C'est en prison que le pasteur Harry Powell rencontre Ben Harper, un condamné à mort qui a commis un hold-up et assassiné deux hommes. Pourtant, l'argent du butin n'a pas été retrouvé et Powell est prêt à tout pour mettre la main dessus...
Pour son unique réalisation, on constate assez vite que Charles Laughton est aussi talentueux derrière la caméra qu'il n'a pu l'être devant. Avec The night of the Hunter il livre un film brillant basé sur plusieurs dichotomies où il met en avant le bien contre le mal, les adultes face aux enfants ou encore le jour face à la nuit. L'écriture est de qualité, notamment dans l'avancement de l'histoire mais l'intérêt de cette oeuvre n'est pas là et réside principalement dans son atmosphère, sa beauté formelle et ses personnages.
Dès les premières minutes on va découvrir un Robert Mitchum très à l'aise en psychopathe déguisé en prêtre, qui va user de plusieurs stratagèmes pour tenter de découvrir le positionnement du magot. Laughton reste régulièrement braqué sur lui, mettant en avant la façon dont le mal absolu s'est glissé dans la peau du bien, faisant ressortir par intermittence ses côtés fous et violents. Peu à peu, il met en place une galerie de personnages tournants autour du lui, souvent ne voyant que son habit, à savoir le bien, excepté Jack, le gamin qui connaît la cachette de l'argent qui lui, de suite, voit le mal qui se cache derrière les habits de pasteurs. Des personnages consistants que Laughton dirige avec brio et les mettant en scène de belles manières.
Et pour les suivre, il met en place une atmosphère sombre, onirique et angoissante, parfois très poétique, se rapprochant aussi du fantastique à l'image des chants de Mitchum sur son cheval, traquant les mômes. C'est là l'une des principales réussites du film tant cette succession de dichotomies aurait pu être traité de manières maladroites, ce qui n'est pas le cas avec Laughton, soignant l'atmosphère et rendant son oeuvre envoûtante et haletante de bout en bout, dont le rythme plutôt lent sert le récit et renforce la fascination pour les personnages.

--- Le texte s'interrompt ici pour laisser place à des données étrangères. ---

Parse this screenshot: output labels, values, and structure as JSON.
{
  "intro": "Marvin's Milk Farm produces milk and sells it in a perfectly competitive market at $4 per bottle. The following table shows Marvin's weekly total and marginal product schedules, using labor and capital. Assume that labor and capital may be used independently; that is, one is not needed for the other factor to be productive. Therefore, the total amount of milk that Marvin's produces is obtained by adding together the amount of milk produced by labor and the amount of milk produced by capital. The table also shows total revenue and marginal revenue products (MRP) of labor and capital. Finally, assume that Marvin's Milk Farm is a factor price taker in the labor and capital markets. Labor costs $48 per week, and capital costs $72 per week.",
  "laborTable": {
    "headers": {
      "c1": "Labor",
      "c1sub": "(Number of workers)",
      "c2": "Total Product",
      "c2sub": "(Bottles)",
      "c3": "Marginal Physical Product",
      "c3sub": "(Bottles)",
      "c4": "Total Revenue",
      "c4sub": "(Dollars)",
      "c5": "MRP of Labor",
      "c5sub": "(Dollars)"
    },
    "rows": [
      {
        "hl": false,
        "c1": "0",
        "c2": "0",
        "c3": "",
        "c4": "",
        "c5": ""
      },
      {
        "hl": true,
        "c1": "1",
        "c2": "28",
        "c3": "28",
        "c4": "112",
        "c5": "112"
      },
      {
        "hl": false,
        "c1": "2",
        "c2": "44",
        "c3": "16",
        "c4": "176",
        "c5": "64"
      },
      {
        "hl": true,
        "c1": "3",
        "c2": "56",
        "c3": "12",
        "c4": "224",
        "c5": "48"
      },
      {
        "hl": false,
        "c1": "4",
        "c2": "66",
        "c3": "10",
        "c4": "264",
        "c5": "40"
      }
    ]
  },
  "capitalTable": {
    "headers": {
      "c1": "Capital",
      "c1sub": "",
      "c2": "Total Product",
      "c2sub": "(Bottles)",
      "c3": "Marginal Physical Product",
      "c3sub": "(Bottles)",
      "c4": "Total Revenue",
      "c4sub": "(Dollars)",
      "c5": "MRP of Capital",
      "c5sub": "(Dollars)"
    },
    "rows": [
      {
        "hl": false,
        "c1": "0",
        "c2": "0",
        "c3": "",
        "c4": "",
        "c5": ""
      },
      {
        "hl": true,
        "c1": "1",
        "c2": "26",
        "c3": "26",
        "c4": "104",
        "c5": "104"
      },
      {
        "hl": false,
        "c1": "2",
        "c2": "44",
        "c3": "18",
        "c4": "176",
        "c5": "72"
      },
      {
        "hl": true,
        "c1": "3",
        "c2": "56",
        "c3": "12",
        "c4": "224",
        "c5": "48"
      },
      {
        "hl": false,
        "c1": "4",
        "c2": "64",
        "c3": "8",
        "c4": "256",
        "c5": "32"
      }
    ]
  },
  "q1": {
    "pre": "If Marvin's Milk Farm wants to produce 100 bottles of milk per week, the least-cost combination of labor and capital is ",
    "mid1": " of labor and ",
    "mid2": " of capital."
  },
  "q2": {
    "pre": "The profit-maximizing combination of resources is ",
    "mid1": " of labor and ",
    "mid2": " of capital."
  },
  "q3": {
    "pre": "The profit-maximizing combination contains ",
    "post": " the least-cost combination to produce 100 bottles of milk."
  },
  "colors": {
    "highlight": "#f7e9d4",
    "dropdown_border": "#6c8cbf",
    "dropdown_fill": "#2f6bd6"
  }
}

Habile mélange de genres, The Night of the Hunter fait preuve de légèreté, drame, humour ou encore noirceur dont les influences du muet, notamment de Griffith (à qui Laughton a aussi emprunté sa si talentueuse muse Lillian Gish) se font fortement ressentir. Mais la force de cette oeuvre se trouve aussi dans sa beauté formelle où l'on assiste à une succession de magnifiques tableaux, de plans sublimés par des paysages et décors aussi somptueux que la photographie en noir et blanc. Laughton use de divers jeux d'ombres rappelant l'expressionnisme et sa technique, où il enchaîne travellings et plans-séquences, est brillante, jamais lourde et, à l'image de ses inoubliables plans, sert le récit et une atmosphère si forte.
Finalement, le regret qu'engendre The Night of the Hunter se trouve dans le mépris qu'il a eu à sa sortie et qui enchaîna une fin brusque de la carrière de réalisateur de Charles Laughton... Et au vu de sa puissance, beauté, atmosphère, prestation d'acteurs ou encore dimension c'est vraiment dommage.